To the superstitious sort, every symbolic gesture shores up life against unpredictability. When I got married, I wore something old (a black cardigan), something new (fishnet stockings), something borrowed (my fiancé’s deodorant), and something blue (a beaded bracelet from my stepmother). Why take the risk? And yet can I reasonably say that my marriage works because I cloaked myself in Garrett’s scent? Take tradition out of the equation, and most superstitious behaviors start to sound slightly crazy.

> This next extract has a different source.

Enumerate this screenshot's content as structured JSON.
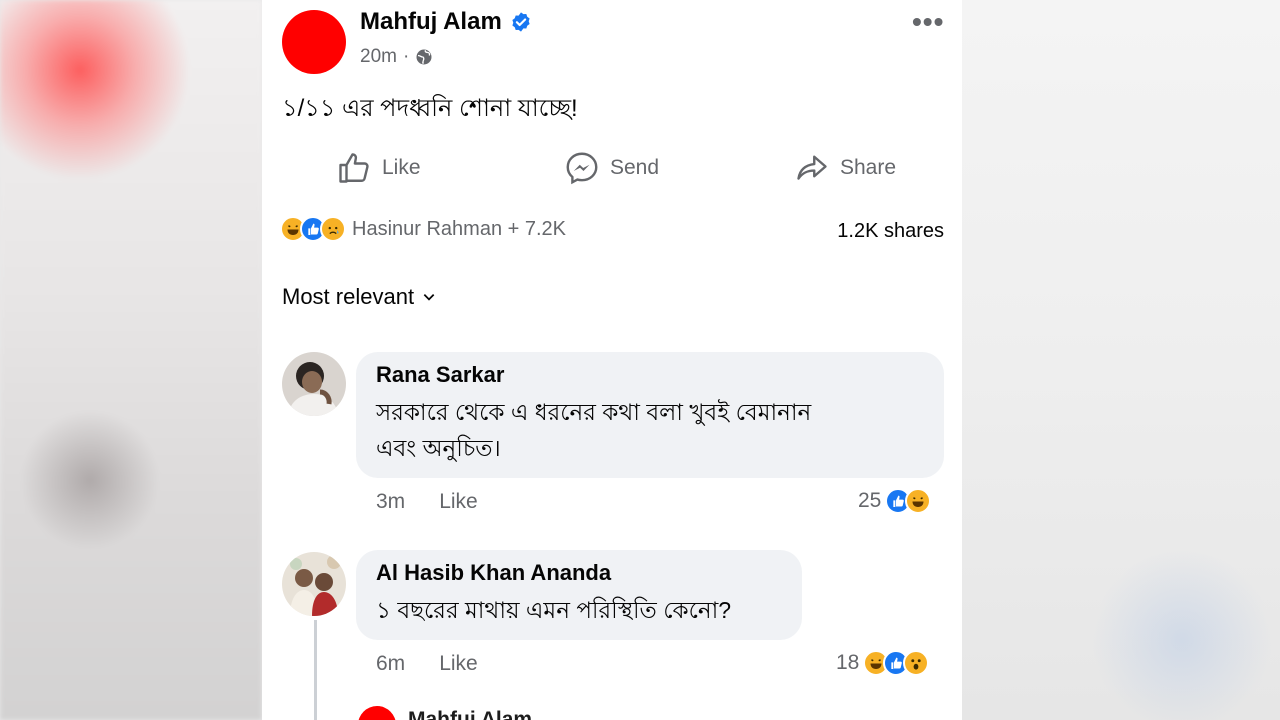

A few weeks ago, I went to a friend’s apartment for dinner. As I hung up my coat, I saw a hat on the bed, about as bad luck-bestowing as you can get. Rubbing my burgeoning belly, I almost turned around and left. I knew it was wrong. My magical thinking had become the mental equivalent of candy, easy to swallow, placating, utterly lacking in nutrition. The time had come to do real cognitive work, the mental equivalent of juicing and quinoa. Plus, I was really hungry.

In my neighborhood rests a stone lion whose head I touch for luck as I walk by. Well, so sometimes I cross the street to touch it. No surprises there, though instead of making a wish on the cold concrete, I’ve started muttering a little mantra. I’m putting aside the “if-then” conditional of superstition, in favor of embracing the nowness of gratitude. Thank you, I murmur, and try to enumerate everything I have to be grateful for at that moment. Meanwhile, I go to my prenatal yoga class, I take my mama-to-be vitamin, I say no to unnecessary tests at the obstetrician. Most of all, I consider the kind of parent I’d like to be.  

No doubt I’ve already saddled my son with neuroses, with more to come once he arrives in the world. However, I refuse to give him this one. I never want any kid of mine to be so busy looking down that he forgets to look around, so busy obsessing that he forgets to simply be. Go ahead, sweetheart, I intend to say someday. Live with abandon. My back can take it.

Jessica Allen is a writer living in New York City.